Fourthly, Singaporean apathy is a finely tuned mechanism that allows us to maximise individual potential. To be sure, it is not economic or academic but a highly qualified political apathy. Singaporeans obviously do care about making money and education enough to apply their time and energies, sometimes in the extreme, to such activities. When it comes to political affairs, apathy enables us to reject the hassle of public discussions. It allows us to render political debate or public discourse luxuries for academic discourse, but unsuitable for the real business of living. We do not care to discuss flighty or abstract questions because they have little impact on our immediate worlds. This does not make us lesser ethical beings because socio-political injustices still jar our senses. However, it is a useful mechanism that releases us from time-consuming and potentially embarrassing public debate to allow us more time for developing our economic potential, deeply prized in all capitalist societies. In terms of civic affairs, apathy frees us from charitable and social work. Here it serves as a brutally objective evaluation of a citizen’s worth in an elitist society. We rely on apathy to remind ourselves to increase our personal standing and to fulfil self-interests. Less time and energy donated to volunteer work and charities means more time for developing cultural capital such as education. With education’s noble ideals such as personal enlightenment and self-discovery taking a backseat to its more functionalist role, that is, the production of a highly skilled domestic workforce to meet market demands, education in Singapore remains, at best, an unreliable catalyst for societal betterment. This is not to say that there are no local middle class activists but rather, the successful co-option of education as a supporting role in the achievement of national economic growth relegates its noble ideals to secondary concerns for the broader middle class.

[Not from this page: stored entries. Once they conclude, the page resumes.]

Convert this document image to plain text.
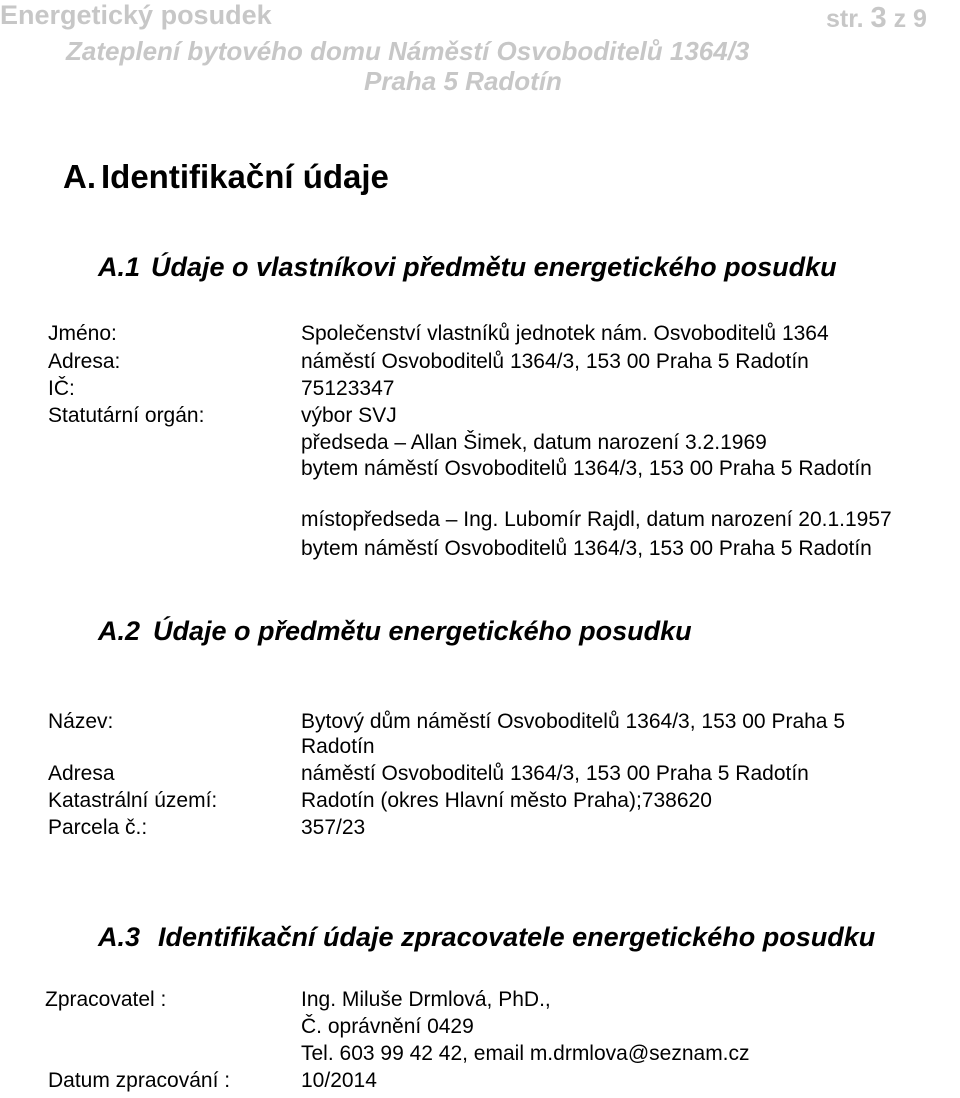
Energetický posudek	str. 3 z 9
Zateplení bytového domu Náměstí Osvoboditelů 1364/3
Praha 5 Radotín
A. Identifikační údaje
A.1 Údaje o vlastníkovi předmětu energetického posudku
Jméno:	Společenství vlastníků jednotek nám. Osvoboditelů 1364
Adresa:	náměstí Osvoboditelů 1364/3, 153 00 Praha 5 Radotín
IČ:	75123347
Statutární orgán:	výbor SVJ
předseda – Allan Šimek, datum narození 3.2.1969
bytem náměstí Osvoboditelů 1364/3, 153 00 Praha 5 Radotín
místopředseda – Ing. Lubomír Rajdl, datum narození 20.1.1957
bytem náměstí Osvoboditelů 1364/3, 153 00 Praha 5 Radotín
A.2 Údaje o předmětu energetického posudku
Název:	Bytový dům náměstí Osvoboditelů 1364/3, 153 00 Praha 5
Radotín
Adresa	náměstí Osvoboditelů 1364/3, 153 00 Praha 5 Radotín
Katastrální území:	Radotín (okres Hlavní město Praha);738620
Parcela č.:	357/23
A.3 Identifikační údaje zpracovatele energetického posudku
Zpracovatel :	Ing. Miluše Drmlová, PhD.,
Č. oprávnění 0429
Tel. 603 99 42 42, email m.drmlova@seznam.cz
Datum zpracování :	10/2014
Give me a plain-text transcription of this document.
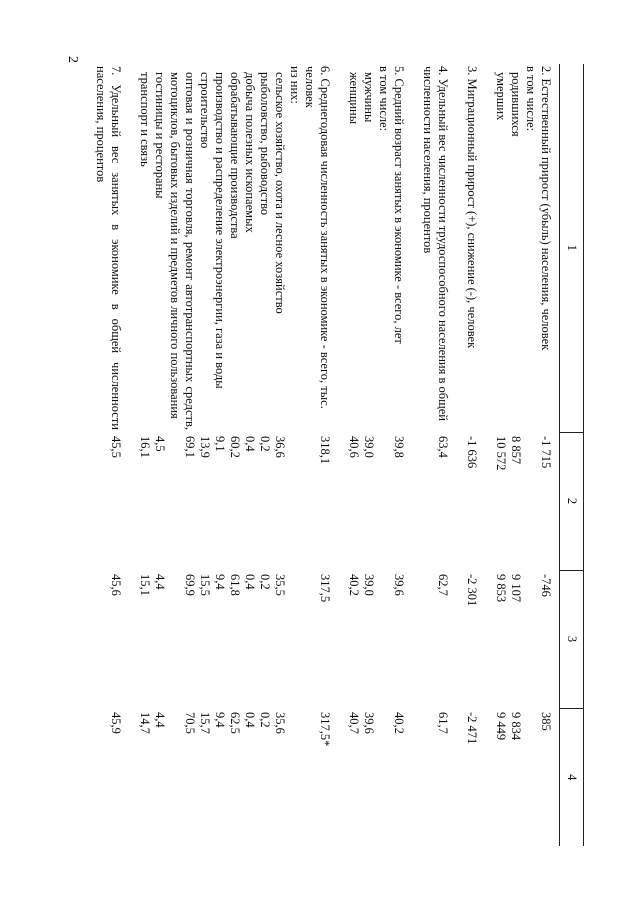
2
1	2	3	4
2. Естественный прирост (убыль) населения, человек	-1 715	-746	385
в том числе:			
родившихся	8 857	9 107	9 834
умерших	10 572	9 853	9 449

3. Миграционный прирост (+), снижение (-), человек	-1 636	-2 301	-2 471

4. Удельный вес численности трудоспособного населения в общей численности населения, процентов	63,4	62,7	61,7

5. Средний возраст занятых в экономике - всего, лет	39,8	39,6	40,2
в том числе:			
мужчины	39,0	39,0	39,6
женщины	40,6	40,2	40,7

6. Среднегодовая численность занятых в экономике - всего, тыс. человек	318,1	317,5	317,5*
из них:			
сельское хозяйство, охота и лесное хозяйство	36,6	35,5	35,6
рыболовство, рыбоводство	0,2	0,2	0,2
добыча полезных ископаемых	0,4	0,4	0,4
обрабатывающие производства	60,2	61,8	62,5
производство и распределение электроэнергии, газа и воды	9,1	9,4	9,4
строительство	13,9	15,5	15,7
оптовая и розничная торговля, ремонт автотранспортных средств, мотоциклов, бытовых изделий и предметов личного пользования	69,1	69,9	70,5
гостиницы и рестораны	4,5	4,4	4,4
транспорт и связь	16,1	15,1	14,7

7. Удельный вес занятых в экономике в общей численности населения, процентов	45,5	45,6	45,9
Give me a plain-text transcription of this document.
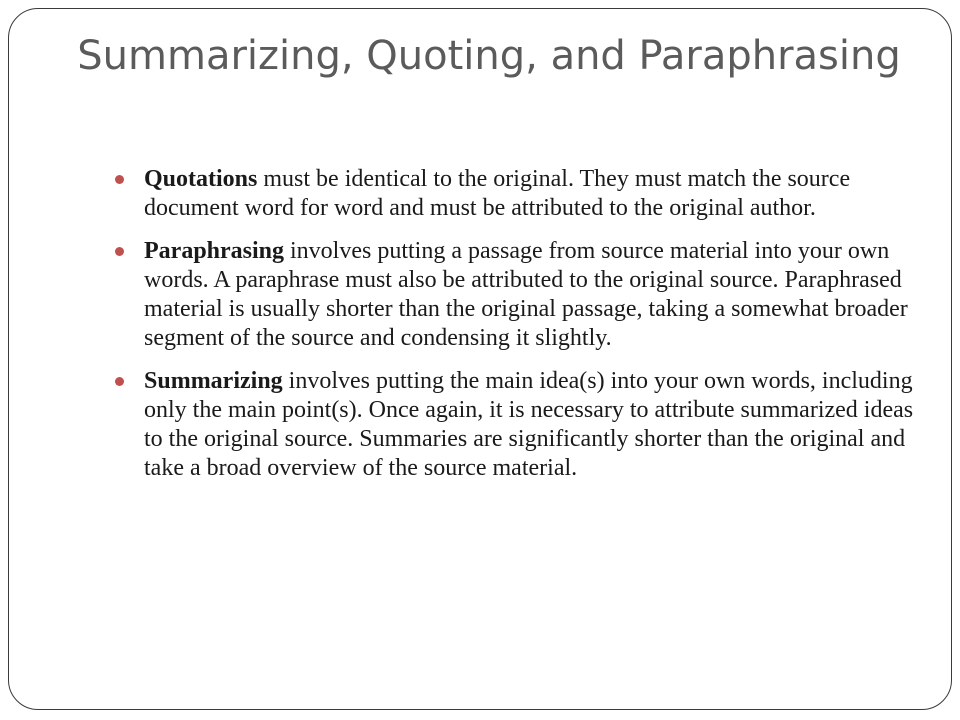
Summarizing, Quoting, and Paraphrasing
Quotations must be identical to the original. They must match the source document word for word and must be attributed to the original author.
Paraphrasing involves putting a passage from source material into your own words. A paraphrase must also be attributed to the original source. Paraphrased material is usually shorter than the original passage, taking a somewhat broader segment of the source and condensing it slightly.
Summarizing involves putting the main idea(s) into your own words, including only the main point(s). Once again, it is necessary to attribute summarized ideas to the original source. Summaries are significantly shorter than the original and take a broad overview of the source material.
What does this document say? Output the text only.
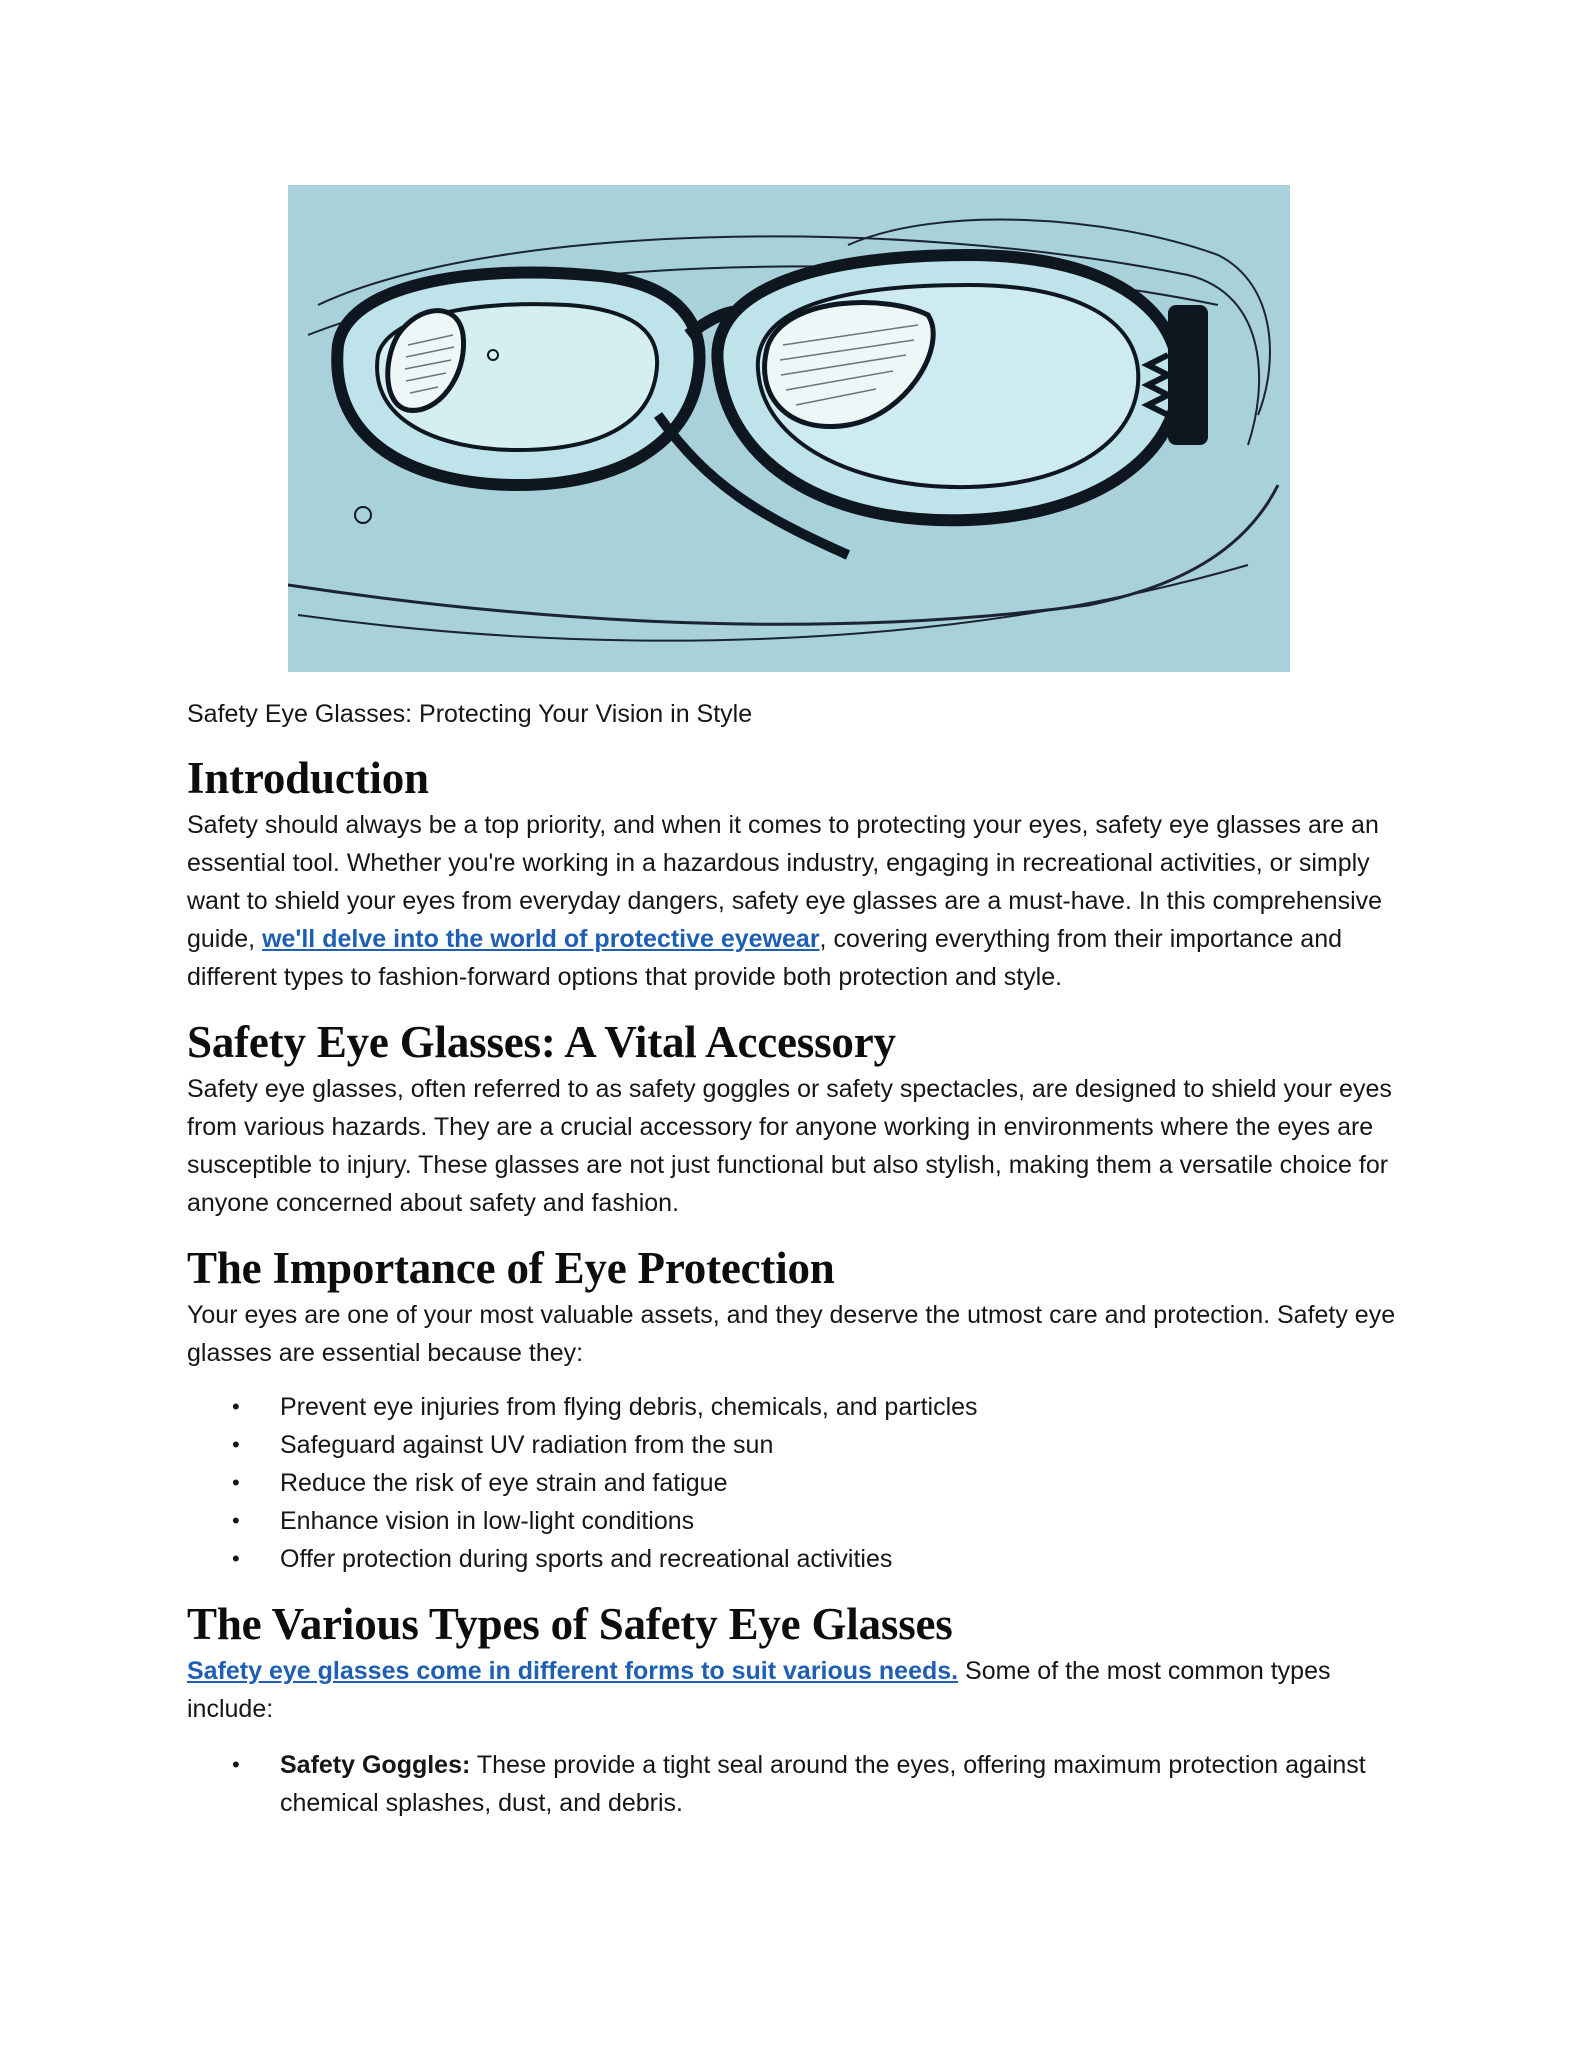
Safety Eye Glasses: Protecting Your Vision in Style
Introduction

Safety should always be a top priority, and when it comes to protecting your eyes, safety eye glasses are an essential tool. Whether you're working in a hazardous industry, engaging in recreational activities, or simply want to shield your eyes from everyday dangers, safety eye glasses are a must-have. In this comprehensive guide, we'll delve into the world of protective eyewear, covering everything from their importance and different types to fashion-forward options that provide both protection and style.

Safety Eye Glasses: A Vital Accessory

Safety eye glasses, often referred to as safety goggles or safety spectacles, are designed to shield your eyes from various hazards. They are a crucial accessory for anyone working in environments where the eyes are susceptible to injury. These glasses are not just functional but also stylish, making them a versatile choice for anyone concerned about safety and fashion.

The Importance of Eye Protection

Your eyes are one of your most valuable assets, and they deserve the utmost care and protection. Safety eye glasses are essential because they:

• Prevent eye injuries from flying debris, chemicals, and particles
• Safeguard against UV radiation from the sun
• Reduce the risk of eye strain and fatigue
• Enhance vision in low-light conditions
• Offer protection during sports and recreational activities
The Various Types of Safety Eye Glasses

Safety eye glasses come in different forms to suit various needs. Some of the most common types include:

• Safety Goggles: These provide a tight seal around the eyes, offering maximum protection against chemical splashes, dust, and debris.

Finally, apathy is a mode of individual empowerment. Much of the national decision-making processes remain beyond the ordinary Singaporean. And although there has been a significant change in the political climate since the early 1990s, citizen consultation is still perceived to be a mere exercise in rhetoric because many feel issues have been decided upon prior to consultation. There is also little evidence citizenry self-regulation and self-organisation. This state of affairs has gradually emasculated the local middle class. To consciously and proudly ‘not care’ is a way of wrestling back some sense of potency. To be apathetic is one of the few things left citizens can do for themselves. It returns to the individual the ability to make choices and demonstrate some sense of personal intellectual autonomy. It is a limited but peculiar mode of resistance to political hegemony that may push the middle class further away from political participation and, consequently, away from positive empowerment but it reinforces the sovereignty of the Self in a highly regulated society.